I've written a code snippet that stores a C++ object inside a char array wrapped in a struct, with the intent of passing it to a function written in C:
class cpp_type
{
public:
// ...
private:
int _state;
};
struct c_type
{ char buf[4]; };
struct c_type make_c_type()
{
c_type tmp;
new (tmp.buf) cpp_type();
return tmp;
}
Then I was curious how the compiler translates make_c_type
to x86_64
assembly code.

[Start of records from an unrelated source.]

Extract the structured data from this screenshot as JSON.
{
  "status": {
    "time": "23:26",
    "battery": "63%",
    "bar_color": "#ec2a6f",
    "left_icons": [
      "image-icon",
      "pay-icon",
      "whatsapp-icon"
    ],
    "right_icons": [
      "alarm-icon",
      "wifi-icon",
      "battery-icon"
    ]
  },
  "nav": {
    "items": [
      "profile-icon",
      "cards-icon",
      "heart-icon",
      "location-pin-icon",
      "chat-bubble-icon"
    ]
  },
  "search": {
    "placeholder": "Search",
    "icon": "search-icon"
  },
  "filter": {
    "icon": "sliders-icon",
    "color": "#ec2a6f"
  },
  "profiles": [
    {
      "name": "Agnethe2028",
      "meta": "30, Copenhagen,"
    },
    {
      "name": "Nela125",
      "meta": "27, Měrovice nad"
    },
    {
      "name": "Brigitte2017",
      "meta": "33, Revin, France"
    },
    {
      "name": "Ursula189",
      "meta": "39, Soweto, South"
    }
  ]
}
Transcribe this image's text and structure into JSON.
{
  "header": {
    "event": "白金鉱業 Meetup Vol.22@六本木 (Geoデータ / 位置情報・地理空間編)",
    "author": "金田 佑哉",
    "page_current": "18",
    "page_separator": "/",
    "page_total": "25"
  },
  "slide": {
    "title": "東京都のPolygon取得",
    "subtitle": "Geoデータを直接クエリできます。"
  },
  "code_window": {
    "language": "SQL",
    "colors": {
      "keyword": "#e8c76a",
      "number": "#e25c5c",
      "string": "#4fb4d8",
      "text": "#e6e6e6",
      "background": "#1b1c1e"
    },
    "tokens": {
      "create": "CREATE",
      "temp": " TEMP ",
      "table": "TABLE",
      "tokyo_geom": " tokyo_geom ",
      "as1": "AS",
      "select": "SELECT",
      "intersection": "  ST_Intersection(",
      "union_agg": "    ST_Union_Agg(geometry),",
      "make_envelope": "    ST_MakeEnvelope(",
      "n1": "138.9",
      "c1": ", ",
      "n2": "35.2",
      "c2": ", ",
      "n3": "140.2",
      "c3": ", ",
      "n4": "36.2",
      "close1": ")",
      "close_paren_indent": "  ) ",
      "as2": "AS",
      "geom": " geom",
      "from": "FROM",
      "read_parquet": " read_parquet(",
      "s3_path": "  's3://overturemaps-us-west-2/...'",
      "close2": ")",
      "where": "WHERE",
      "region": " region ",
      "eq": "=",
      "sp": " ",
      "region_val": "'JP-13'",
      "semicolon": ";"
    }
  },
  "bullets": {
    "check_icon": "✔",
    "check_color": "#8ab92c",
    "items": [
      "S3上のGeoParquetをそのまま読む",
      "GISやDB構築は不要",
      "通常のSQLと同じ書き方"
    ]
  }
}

GCC (with optimizations) produces:
0000000000000000 <_Z11make_c_typev>:
0: 48 83 ec 18 sub $0x18,%rsp
4: 48 8d 7c 24 0c lea 0xc(%rsp),%rdi
9: e8 00 00 00 00 call e <_Z11make_c_typev+0xe>
e: 8b 44 24 0c mov 0xc(%rsp),%eax
12: 48 83 c4 18 add $0x18,%rsp
16: c3 ret
I'm confused as to why the stack pointer is decremented by 24 bytes and rdi
set to rsp + 12
. The structure itself is only 4 bytes large, why doesn't GCC output e.g. sub $0x4,%rsp
followed by mov %rsp,%rdi
? Furthermore, shouldn't the stack always remain 16 byte aligned anyways?